As it resumed its journey at considerable speed, the stiff breeze brought them teetering close to the edge of the pool once more.
The wasp tugged and pulled against the breeze – the end of its journey was in sight: the site of its prepared burrow in a crack between the rocks at the end of the pool, where it dragged the spider down in a flash! There the wasp will lay an egg in the abdomen of the spider before exiting the nest and concealing its entrance.
NOTE: Please click on the photographs if you wish to see a larger image.
The mud wasp nests I usually find inside or outside our house look like this one on a windowsill:
Sometimes they look like this one on the outside wall of our house:
The picture below shows a wasp nest that had been built between a box on top of a built-in cupboard and the ceiling, which probably accounts for the squat shape. You can see ceiling paint on the top of it:
The back of the nest looks like this – note what is left of a spider in one of the cells:
This nest was probably built by a Mud Dauber Wasp (Sceliphron spirifex) which commonly builds multi-celled mud nests attached to walls or even tree trunks. Each cell is provisioned with a spider that has been paralysed in order to provide food for the emerging larvae.
Here is a not very clear picture of a wasp spotted in the garden taking a spider to its nest.

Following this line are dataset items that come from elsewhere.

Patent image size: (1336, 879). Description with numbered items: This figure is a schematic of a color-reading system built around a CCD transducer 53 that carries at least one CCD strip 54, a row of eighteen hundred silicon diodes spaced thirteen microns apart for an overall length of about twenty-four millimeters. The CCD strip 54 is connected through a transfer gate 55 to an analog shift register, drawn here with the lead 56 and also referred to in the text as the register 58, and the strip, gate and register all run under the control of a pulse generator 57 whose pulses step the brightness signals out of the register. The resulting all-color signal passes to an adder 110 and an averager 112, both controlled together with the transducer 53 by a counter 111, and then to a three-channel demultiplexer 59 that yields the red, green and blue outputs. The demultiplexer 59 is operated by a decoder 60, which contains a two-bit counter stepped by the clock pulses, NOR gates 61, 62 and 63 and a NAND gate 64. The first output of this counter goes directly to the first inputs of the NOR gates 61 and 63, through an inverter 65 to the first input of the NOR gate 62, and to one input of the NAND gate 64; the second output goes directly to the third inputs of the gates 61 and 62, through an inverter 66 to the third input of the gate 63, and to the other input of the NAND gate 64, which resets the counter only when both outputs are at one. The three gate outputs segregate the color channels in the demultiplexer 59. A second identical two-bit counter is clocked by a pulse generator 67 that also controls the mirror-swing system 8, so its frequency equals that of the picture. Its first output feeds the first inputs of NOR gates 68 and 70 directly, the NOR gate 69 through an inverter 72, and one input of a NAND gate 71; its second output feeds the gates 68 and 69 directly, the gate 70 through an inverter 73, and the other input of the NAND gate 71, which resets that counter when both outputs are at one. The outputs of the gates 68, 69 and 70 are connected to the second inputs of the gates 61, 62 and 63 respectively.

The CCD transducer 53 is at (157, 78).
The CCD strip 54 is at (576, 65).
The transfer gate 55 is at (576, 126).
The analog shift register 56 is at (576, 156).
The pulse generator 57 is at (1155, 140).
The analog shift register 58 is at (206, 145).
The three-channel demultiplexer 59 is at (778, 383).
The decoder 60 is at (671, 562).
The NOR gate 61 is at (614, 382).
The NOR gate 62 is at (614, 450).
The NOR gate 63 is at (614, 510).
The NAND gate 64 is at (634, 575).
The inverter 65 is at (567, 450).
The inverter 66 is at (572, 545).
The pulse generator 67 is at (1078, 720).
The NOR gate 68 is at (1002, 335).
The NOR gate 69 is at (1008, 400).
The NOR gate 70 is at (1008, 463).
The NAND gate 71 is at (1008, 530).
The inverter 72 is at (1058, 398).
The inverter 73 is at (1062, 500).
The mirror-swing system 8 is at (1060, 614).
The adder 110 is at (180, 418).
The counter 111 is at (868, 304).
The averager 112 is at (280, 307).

I noticed this spider-hunting wasp while I was watching birds the other morning. What attracted me to its presence was the speed with which it was running around this way and that. It seemed to be looking for something in the grass and leaf litter at my feet.
Then the wasp emerged from the leaves bearing a fleshy-looking spider. According to African Insect Life by S.H. Skaife, the wasp stings the spider in order to paralyse it rather than to kill it.

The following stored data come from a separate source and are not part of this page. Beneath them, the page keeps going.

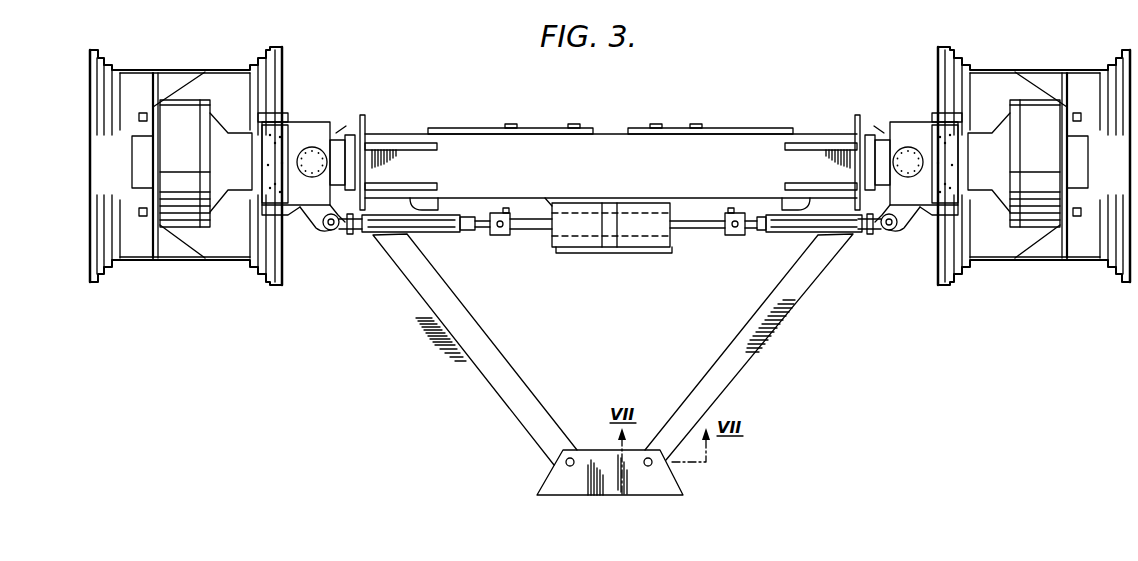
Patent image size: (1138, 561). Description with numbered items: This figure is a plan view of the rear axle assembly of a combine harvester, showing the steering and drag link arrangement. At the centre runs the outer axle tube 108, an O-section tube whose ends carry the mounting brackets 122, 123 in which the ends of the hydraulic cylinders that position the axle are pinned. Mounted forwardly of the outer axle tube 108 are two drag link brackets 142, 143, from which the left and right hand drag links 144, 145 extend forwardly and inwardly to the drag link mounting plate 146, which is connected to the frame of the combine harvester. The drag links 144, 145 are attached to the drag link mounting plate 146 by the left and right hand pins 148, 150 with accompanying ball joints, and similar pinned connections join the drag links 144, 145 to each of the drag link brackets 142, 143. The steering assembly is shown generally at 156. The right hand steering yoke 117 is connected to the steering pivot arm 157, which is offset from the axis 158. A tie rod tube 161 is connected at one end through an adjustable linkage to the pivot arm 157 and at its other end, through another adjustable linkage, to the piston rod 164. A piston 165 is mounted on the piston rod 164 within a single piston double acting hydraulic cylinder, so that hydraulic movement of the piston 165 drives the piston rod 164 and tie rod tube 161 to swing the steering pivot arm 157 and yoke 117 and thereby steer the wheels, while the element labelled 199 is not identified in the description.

The outer axle tube 108 is at (611, 133).
The right hand steering yoke 117 is at (893, 133).
The mounting bracket 122 is at (410, 142).
The mounting bracket 123 is at (806, 143).
The drag link bracket 142 is at (434, 208).
The drag link bracket 143 is at (773, 210).
The drag link 144 is at (751, 358).
The drag link 145 is at (482, 311).
The drag link mounting plate 146 is at (585, 449).
The pin 148 is at (565, 463).
The pin 150 is at (653, 466).
The steering assembly 156 is at (663, 184).
The steering pivot arm 157 is at (909, 228).
The axis 158 is at (907, 160).
The tie rod tube 161 is at (792, 234).
The piston rod 164 is at (695, 216).
The piston 165 is at (620, 205).
The housing plate 199 is at (598, 253).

She then takes the spider to a previously prepared hole, lays her eggs on its abdomen, and covers the hole. In this way the wasp can ensure a fresh supply of food for her offspring as, after hatching, the larva feed on the spider until it is time to spin a cocoon.
Looking up from all this interesting activity, I saw an Olive Thrush collecting caterpillars for its young.
Life, for everything on this planet, is geared towards feeding the next generation.